Schröder: Es sind Tage, wo man natürlich weiß, dass es besser ist, nichts zu sagen. Nicht, weil ich nichts sagen will oder weil ich mich drum drücke, sondern weil ich im Lauf der Zeit gelernt habe, dass große Ereignisse, die lange nachwirken, häufig auch einen Raum brauchen, bis man selbst Worte dafür findet. Früher habe ich mich verpflichtet gefühlt und dachte, dass ich jetzt etwas dazu sagen muss. Dann habe ich festgestellt, dass die Hälfte des Publikums noch gar nicht wusste, was passiert ist, weil die Leute, die um 20 Uhr bei mir sind, noch keine Nachrichten geguckt haben und eher überrascht von dem sind, was ich da erzähle und sich fragen, was davon stimmt und was nicht. Mit der Zeit habe ich gelernt, das Programm ganz normal zu spielen, im Zweifel nichts zu sagen, ein paar Tage abzuwarten und dann etwas Substanzielles zu sagen. Ich versuche mich, dieser Hektik des Meinens immer wieder zu entziehen.

Sind sie vorsichtiger geworden? Das meine ich nicht im Sinne der angeblichen Sprechverbote, sondern eher, dass man Sie missverstehen könnte.

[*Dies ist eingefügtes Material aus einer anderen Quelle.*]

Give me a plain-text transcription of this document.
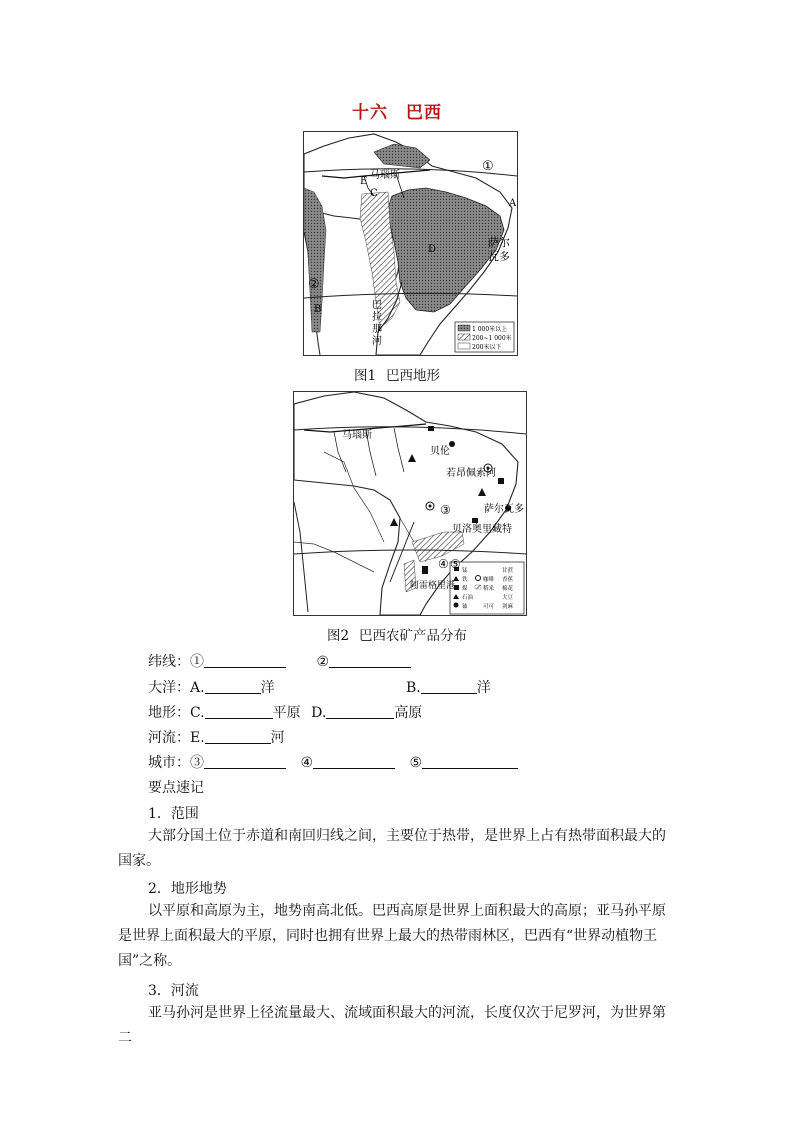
十六 巴西
1 000米以上
200~1 000米
200米以下
①
②
A
B
C
D
E
马瑙斯
萨尔
瓦多
巴
拉
那
河
图1 巴西地形
锰
铁
煤
石油
铀
咖啡
稻米
甘蔗
香蕉
棉花
大豆
可可 剑麻
马瑙斯
贝伦
若昂佩索阿
萨尔瓦多
贝洛奥里藏特
③
④ ⑤
阿雷格里港
图2 巴西农矿产品分布
纬线：①	②
大洋：A.	洋	B.	洋
地形：C.	平原 D.	高原
河流：E.	河
城市：③	④	⑤
要点速记
1．范围
大部分国土位于赤道和南回归线之间，主要位于热带，是世界上占有热带面积最大的国家。
2．地形地势
以平原和高原为主，地势南高北低。巴西高原是世界上面积最大的高原；亚马孙平原是世界上面积最大的平原，同时也拥有世界上最大的热带雨林区，巴西有“世界动植物王国”之称。
3．河流
亚马孙河是世界上径流量最大、流域面积最大的河流，长度仅次于尼罗河，为世界第二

Schröder: Da bin ich nicht vorsichtiger geworden, da habe ich keine Sorge. Ich bin vorsichtiger geworden hinsichtlich der Frage: Was sage ich, und wie sage ich es? Und wann ist der richtige Moment, etwas zu sagen? Der großartige Satz von Woody Allen: "Komik ist Tragik plus Zeit" - der gilt einfach. Es gibt auch Themen, die nicht lustig sind. Der 7. Oktober an sich ist nicht lustig, aber es ist sehr spannend, tragisch und dadurch auch wieder lustig, wie jetzt Teile der sogenannten progressiven, oder wie ich sie nenne: identitären Linken an Unis - Greta Thunberg und andere - mit diesem Ereignis umgehen. Man sieht viele Leute sehr schnell fallen, die man für einen großen Messias gehalten hat.

Wie hat sich die politische Kommunikation dieses Jahr zugespitzt oder verändert?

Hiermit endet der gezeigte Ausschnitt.